More than 40 percent of non-elderly respondents reported that healthcare costs had been a problem for their family over the past year, causing problems with meeting the expense (37 percent) or leading them to forego needed treatment (16 percent). Out-of-pocket healthcare spending rose to 5 percent of family income for 22 percent of respondents, and to 10 percent for 8 percent of respondents.
-Even with Massachusetts's best-in-the-nation level of coverage, many people in the state lack adequate financial protection and are burdened by health care costs,the report concludes.
The reason, Employers are now doing the cost-shifting rather than health insurance companies.
-For example, employers may purchase insurance products that have lower premiums but higher out-of-pocket obligations for the insured workers, such as high-deductible plans, the report states.

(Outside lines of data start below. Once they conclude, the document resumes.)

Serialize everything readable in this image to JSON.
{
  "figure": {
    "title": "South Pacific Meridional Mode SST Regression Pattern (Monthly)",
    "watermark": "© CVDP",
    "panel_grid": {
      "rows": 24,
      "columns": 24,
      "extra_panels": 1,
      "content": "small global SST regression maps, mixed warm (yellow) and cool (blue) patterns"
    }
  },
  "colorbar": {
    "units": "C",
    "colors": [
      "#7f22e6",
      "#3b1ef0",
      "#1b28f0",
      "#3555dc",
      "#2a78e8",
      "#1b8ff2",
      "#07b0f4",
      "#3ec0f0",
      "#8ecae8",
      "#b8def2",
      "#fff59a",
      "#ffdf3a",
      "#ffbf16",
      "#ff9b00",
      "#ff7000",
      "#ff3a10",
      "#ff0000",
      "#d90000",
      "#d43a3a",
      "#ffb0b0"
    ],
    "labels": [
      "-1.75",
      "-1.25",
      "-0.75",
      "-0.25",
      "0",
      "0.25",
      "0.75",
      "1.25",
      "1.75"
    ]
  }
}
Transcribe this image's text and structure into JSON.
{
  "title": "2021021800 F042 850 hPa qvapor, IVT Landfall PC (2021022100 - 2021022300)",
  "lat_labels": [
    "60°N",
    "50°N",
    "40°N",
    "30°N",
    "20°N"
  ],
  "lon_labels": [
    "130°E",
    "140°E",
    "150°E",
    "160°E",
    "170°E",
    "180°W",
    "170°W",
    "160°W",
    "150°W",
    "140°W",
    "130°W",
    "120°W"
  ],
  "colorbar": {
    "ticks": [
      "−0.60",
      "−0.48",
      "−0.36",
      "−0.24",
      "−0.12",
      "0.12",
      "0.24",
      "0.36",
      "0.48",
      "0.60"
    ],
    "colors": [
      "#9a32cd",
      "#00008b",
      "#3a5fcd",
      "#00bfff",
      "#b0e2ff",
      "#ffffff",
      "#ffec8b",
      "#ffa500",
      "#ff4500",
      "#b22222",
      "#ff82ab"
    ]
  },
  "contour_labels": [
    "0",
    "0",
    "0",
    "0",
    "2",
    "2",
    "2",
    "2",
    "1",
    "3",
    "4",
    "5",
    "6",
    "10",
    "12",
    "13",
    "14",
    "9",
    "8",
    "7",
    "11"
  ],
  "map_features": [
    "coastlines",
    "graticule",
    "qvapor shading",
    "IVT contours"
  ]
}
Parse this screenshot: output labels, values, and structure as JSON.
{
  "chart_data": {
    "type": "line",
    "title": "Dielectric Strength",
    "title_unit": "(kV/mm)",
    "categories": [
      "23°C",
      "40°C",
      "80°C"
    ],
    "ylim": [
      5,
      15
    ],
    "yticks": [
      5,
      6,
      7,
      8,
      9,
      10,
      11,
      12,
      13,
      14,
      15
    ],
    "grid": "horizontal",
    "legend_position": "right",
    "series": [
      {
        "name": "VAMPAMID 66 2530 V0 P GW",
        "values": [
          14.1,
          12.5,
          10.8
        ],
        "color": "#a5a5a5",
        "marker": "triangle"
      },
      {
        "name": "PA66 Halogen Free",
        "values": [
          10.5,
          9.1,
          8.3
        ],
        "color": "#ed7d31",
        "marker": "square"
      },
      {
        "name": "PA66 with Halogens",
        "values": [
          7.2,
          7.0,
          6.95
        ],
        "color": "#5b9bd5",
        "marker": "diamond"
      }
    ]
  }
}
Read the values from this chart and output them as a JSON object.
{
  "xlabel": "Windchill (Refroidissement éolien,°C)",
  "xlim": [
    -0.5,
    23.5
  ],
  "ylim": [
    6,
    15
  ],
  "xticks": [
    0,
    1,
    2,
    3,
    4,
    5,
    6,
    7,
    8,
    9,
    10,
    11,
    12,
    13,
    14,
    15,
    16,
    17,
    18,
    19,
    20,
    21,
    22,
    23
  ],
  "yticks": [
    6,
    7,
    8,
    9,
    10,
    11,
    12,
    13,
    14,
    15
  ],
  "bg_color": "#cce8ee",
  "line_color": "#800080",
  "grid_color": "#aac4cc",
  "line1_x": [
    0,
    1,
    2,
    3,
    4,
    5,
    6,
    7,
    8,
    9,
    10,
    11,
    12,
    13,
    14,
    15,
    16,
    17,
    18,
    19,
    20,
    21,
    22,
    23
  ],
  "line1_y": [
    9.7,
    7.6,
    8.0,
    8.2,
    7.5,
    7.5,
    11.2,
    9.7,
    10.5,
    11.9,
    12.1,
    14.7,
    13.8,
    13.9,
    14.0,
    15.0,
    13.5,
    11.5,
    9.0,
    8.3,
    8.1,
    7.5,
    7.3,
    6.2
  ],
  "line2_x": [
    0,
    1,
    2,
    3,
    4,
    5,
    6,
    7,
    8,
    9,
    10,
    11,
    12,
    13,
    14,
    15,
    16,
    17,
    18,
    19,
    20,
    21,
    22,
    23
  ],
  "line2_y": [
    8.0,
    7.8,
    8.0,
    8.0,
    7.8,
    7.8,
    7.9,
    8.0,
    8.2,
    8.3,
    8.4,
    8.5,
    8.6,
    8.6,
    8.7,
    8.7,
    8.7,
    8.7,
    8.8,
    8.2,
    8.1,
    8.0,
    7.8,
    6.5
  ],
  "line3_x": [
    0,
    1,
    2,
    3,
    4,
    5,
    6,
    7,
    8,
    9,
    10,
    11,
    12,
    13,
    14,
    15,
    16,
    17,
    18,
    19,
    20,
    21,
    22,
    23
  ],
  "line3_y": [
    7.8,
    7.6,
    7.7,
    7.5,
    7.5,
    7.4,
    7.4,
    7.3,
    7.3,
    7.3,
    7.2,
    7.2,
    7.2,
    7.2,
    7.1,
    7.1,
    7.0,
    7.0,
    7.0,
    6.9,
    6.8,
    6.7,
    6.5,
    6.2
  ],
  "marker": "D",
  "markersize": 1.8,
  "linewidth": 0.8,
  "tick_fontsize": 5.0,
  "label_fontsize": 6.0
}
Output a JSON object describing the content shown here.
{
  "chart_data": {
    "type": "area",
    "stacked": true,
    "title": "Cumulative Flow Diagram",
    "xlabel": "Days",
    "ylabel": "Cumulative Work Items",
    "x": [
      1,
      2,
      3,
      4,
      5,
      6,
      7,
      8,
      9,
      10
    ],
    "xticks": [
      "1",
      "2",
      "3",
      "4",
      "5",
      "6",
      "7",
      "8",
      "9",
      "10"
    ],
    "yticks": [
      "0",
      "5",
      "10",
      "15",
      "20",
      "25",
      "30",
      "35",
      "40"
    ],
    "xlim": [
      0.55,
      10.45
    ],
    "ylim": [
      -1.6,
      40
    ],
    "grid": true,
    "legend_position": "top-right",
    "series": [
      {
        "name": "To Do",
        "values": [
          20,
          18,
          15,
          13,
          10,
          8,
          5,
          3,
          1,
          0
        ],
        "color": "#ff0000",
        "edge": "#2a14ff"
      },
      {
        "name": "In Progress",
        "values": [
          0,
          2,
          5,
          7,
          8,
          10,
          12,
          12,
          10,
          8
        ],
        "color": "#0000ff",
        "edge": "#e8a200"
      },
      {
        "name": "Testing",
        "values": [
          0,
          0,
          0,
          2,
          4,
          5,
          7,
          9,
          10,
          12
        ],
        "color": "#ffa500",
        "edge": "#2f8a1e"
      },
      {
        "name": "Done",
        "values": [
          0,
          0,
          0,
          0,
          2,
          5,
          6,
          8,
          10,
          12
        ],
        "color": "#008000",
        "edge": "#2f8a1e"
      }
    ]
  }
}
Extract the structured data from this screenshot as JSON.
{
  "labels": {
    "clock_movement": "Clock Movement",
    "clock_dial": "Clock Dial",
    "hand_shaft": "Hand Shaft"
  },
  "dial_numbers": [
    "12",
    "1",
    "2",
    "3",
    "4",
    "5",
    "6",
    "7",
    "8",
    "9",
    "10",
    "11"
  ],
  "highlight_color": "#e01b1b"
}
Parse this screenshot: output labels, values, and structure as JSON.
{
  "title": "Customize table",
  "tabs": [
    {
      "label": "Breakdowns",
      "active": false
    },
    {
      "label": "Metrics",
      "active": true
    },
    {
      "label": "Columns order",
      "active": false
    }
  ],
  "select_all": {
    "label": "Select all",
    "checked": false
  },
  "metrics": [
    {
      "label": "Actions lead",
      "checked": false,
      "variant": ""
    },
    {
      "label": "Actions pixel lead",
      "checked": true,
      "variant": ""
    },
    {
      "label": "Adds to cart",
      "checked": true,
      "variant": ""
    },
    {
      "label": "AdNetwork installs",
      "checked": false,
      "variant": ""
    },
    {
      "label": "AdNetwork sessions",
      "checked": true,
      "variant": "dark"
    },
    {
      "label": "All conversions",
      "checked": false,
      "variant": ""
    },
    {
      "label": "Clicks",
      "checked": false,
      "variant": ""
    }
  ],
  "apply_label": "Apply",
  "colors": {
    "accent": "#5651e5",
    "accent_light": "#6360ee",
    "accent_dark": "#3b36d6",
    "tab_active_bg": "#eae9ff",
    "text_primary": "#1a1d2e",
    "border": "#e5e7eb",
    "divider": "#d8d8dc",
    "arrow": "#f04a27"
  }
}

And since the national health insurance exchanges are based on consumer-driven, high-deductible plans, some of which require thousands of dollars in out-of-pocket spending and deductibles, this is a trend that may plague implementation of the Affordable Care Act over the coming years.
Just half of the respondents to the Massachusetts survey felt that their insurance carrier would shield them from the financial burden of high medical bills and nearly one in five experienced problems paying their medical bills in the past year, unchanged from before the Massachusetts healthcare reform law was enacted. This problem with medical debt didn't just affect the poor. Twenty-two percent of both lower-income adults and the general population reported medical debt.
-Requiring individuals to shoulder a greater portion of the cost of their care may slow the overall growth in health care spending, but in some cases, it may be at the expense of people's health and well-being, the report concludes. Also, there is a limit to how much of the costs can be shifted, as many consumers do not have the financial capacity to continue to shoulder more and more of the cost burden.
Massachusetts has embarked on an attempt to revolutionize payment systems with its 2012 law that ties overall healthcare cost inflation to the increase in state economic growth. It also requires every carrier to offer narrow and tiered networks, and pushes carriers toward global payment contracting which puts providers at risk for keeping costs down.
Watch this experiment closely, because if the Massachusetts 2006 reform bill was the model for Obamacare, payment reform may be coming to a state near you faster than you might imagine.